BeIN has been the hardest hit by the emergence of beoutQ with vast swathes of its sports content pirated by the Saudi Arabia-based operation. Speaking to sports industry executives in London, Al-Obaidly (pictured) warned that the “glorious media rights bubble” is about to burst.
He added: “While most people here think they’ve got their house in order, the truth is that our industry is completely unprepared.”
Comparing the emergence of beoutQ with the impact that Napster had on the music industry when it launched in 1999, the beIN chief said in a keynote speech at the Leaders Sport Business Summit: “No doubt, a few sports rights may be lucky. But I’m afraid to tell you it’s too late to stop the correction that is coming to the value of media rights generally.
“If you don’t get your house in order and quickly, the sports rights market will disintegrate beyond recognition. In fact, winter is already here. And I can tell you that as the largest buyer of sports rights in the world, because of beoutQ in Mena and piracy generally, we now regard all sports rights as non-exclusive and our commercial offers will reflect that.
“I am also confident that other broadcasters – of all shapes and sizes – will make similar devaluations, while many once-premium rights will remain unsold.”
Al-Obaidly’s comments come amid further developments in the beoutQ case in recent weeks. On Friday, the Premier League claimed a first in the ongoing battle against beoutQ with the conviction of a London-based retailer for selling illegal streaming devices (ISDs) giving access to the pirate broadcasting service, amongst other content.

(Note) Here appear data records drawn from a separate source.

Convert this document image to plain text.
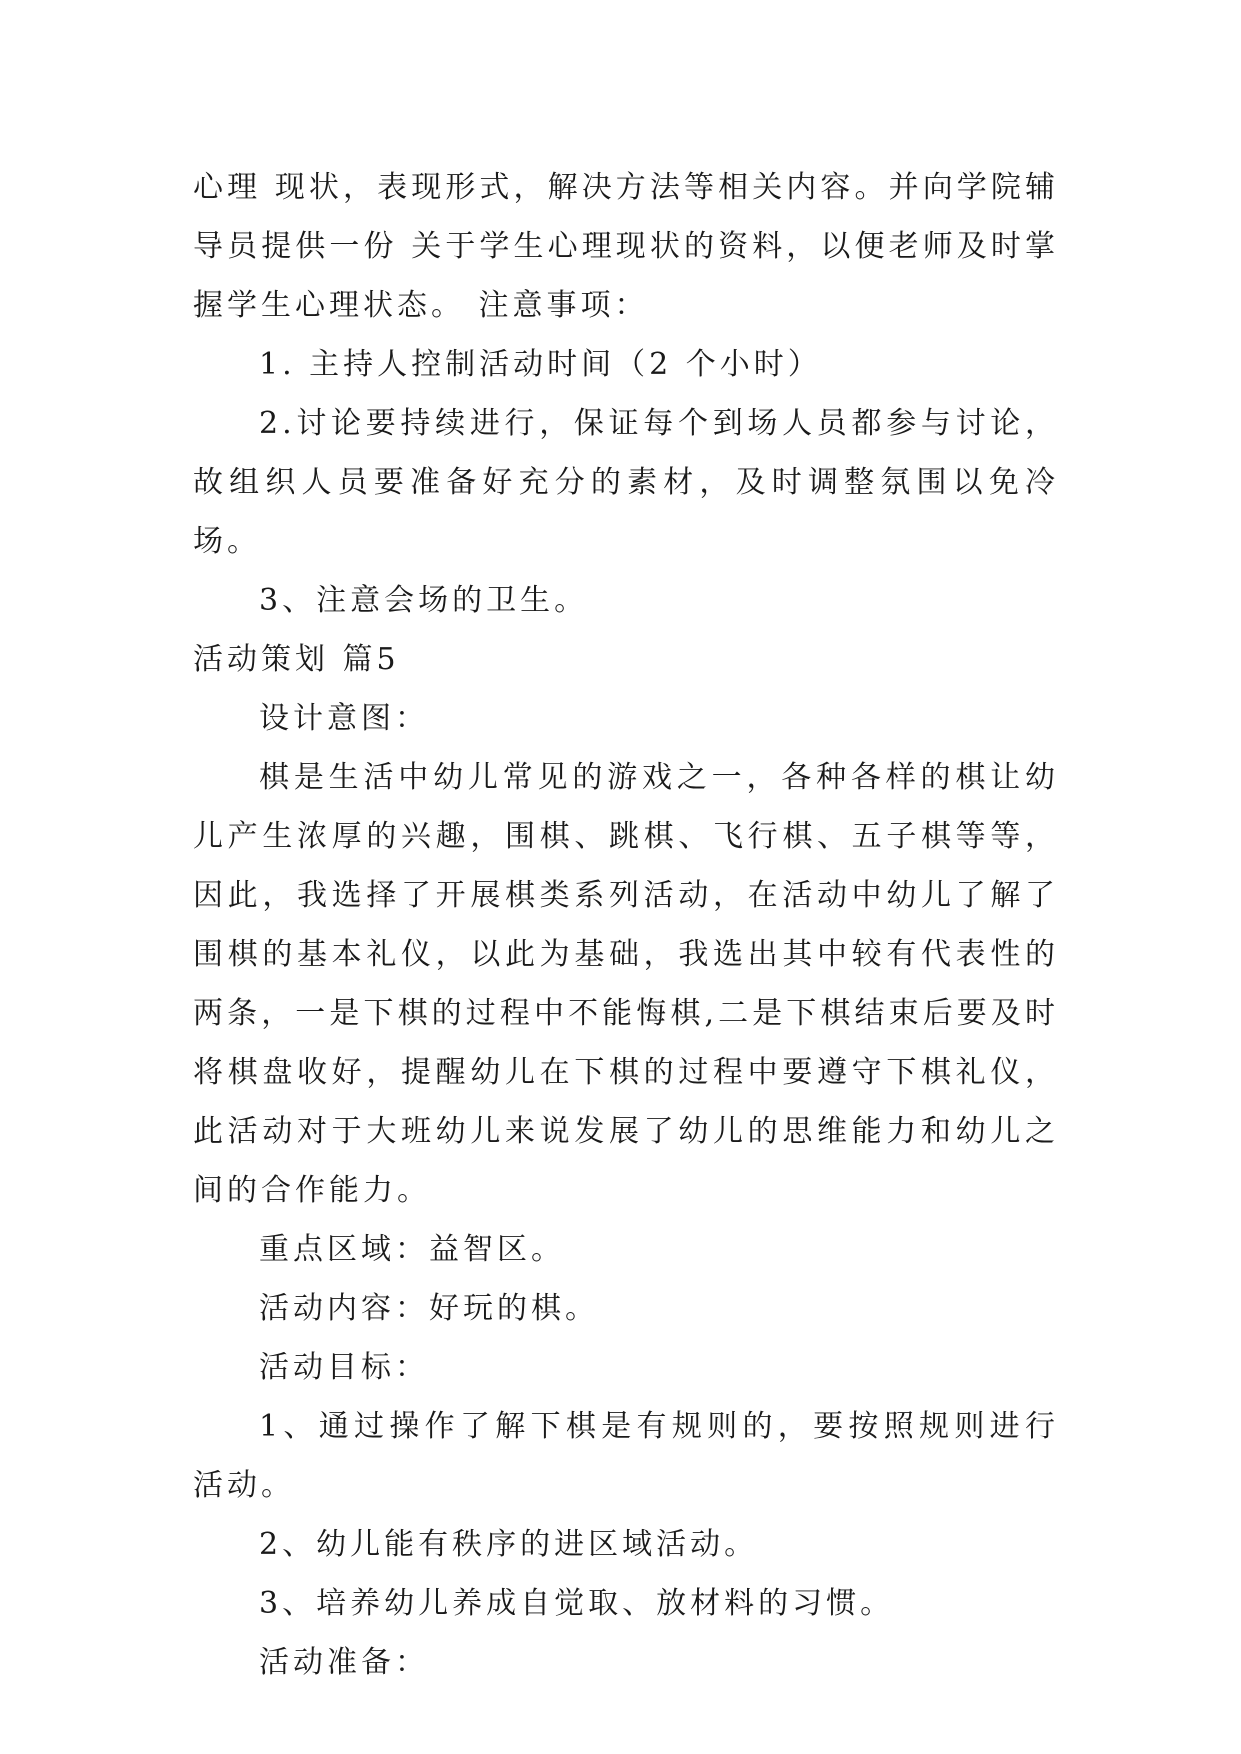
心理 现状，表现形式，解决方法等相关内容。并向学院辅导员提供一份 关于学生心理现状的资料，以便老师及时掌握学生心理状态。 注意事项：

1. 主持人控制活动时间（2 个小时）

2.讨论要持续进行，保证每个到场人员都参与讨论，故组织人员要准备好充分的素材，及时调整氛围以免冷场。

3、注意会场的卫生。

活动策划 篇5

设计意图：

棋是生活中幼儿常见的游戏之一，各种各样的棋让幼儿产生浓厚的兴趣，围棋、跳棋、飞行棋、五子棋等等，因此，我选择了开展棋类系列活动，在活动中幼儿了解了围棋的基本礼仪，以此为基础，我选出其中较有代表性的两条，一是下棋的过程中不能悔棋,二是下棋结束后要及时将棋盘收好，提醒幼儿在下棋的过程中要遵守下棋礼仪，此活动对于大班幼儿来说发展了幼儿的思维能力和幼儿之间的合作能力。

重点区域：益智区。

活动内容：好玩的棋。

活动目标：

1、通过操作了解下棋是有规则的，要按照规则进行活动。

2、幼儿能有秩序的进区域活动。

3、培养幼儿养成自觉取、放材料的习惯。

活动准备：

Meanwhile, satellite operator Arabsat last month branded comments made by a group of major rights-holders as “irresponsible” and “disgraceful” about its alleged role in the beoutQ dispute. Arabsat was responding to an earlier report commissioned by eight major rights-holders and produced by industry body Mark Monitor, which claimed it was facilitating beoutQ’s pirate stream.
Al-Obaidly added today: “I’m here to explain how – despite all the warnings beIN has issued since the beginning of beoutQ and about piracy generally – how our industry and rights-holders in particular are still sleep-walking towards a financial cliff.
“I’m here to tell you how the endless growth of sports rights is over. Not only that, but in certain cases, rights values are going drop off a cliff, and the very economic model of our industry is going to be re-written.
“Any rights-holders who think that the technology companies of the West Coast are their financial saviours are going to be swiftly disappointed.
“This is all because our industry took too long to take piracy seriously, shown by the fact that beoutQ was fully operational for two years and is still partially operational today. And because at the end of these two years, the industry has not learned any lessons.”
The beIN Media Group chief executive also issued the warning that “in this new world, it doesn’t matter what kind of broadcaster you are – if rights aren’t exclusive Facebook and the FAANGs [Facebook, Amazon, Apple, Netflix and Google] won’t be your saviour; OTT channels won’t bail you out; going direct-to-consumer won’t help; and established broadcasters won’t write another huge cheque.
“If you don’t protect your intellectual property, you have nothing.”
Al-Obaidly also used his speech to call out rights-holders for hosting events in Saudi Arabia despite the ongoing threat that beoutQ poses to their leagues.
He said: “The CEOs of Serie A and the Spanish FA (RFEF) continue to see no issue with hosting their flagship Super Cup games in the very country that has been stealing the commercial rights of all their broadcast partners for over two year, destroying the value of the Italian and Spanish game in the process.
“Amazingly, the Spanish FA is also completely undermining the great work that LaLiga has done. In response to piracy generally putting beoutQ aside, the industry is paying lip service to the problem at best.”
BeIN is a key client of Serie A, holding rights to the league across the Mena region (from 2018-19 to 2020-21) in a deal that makes up a significant proportion of IMG’s international rights minimum guarantee.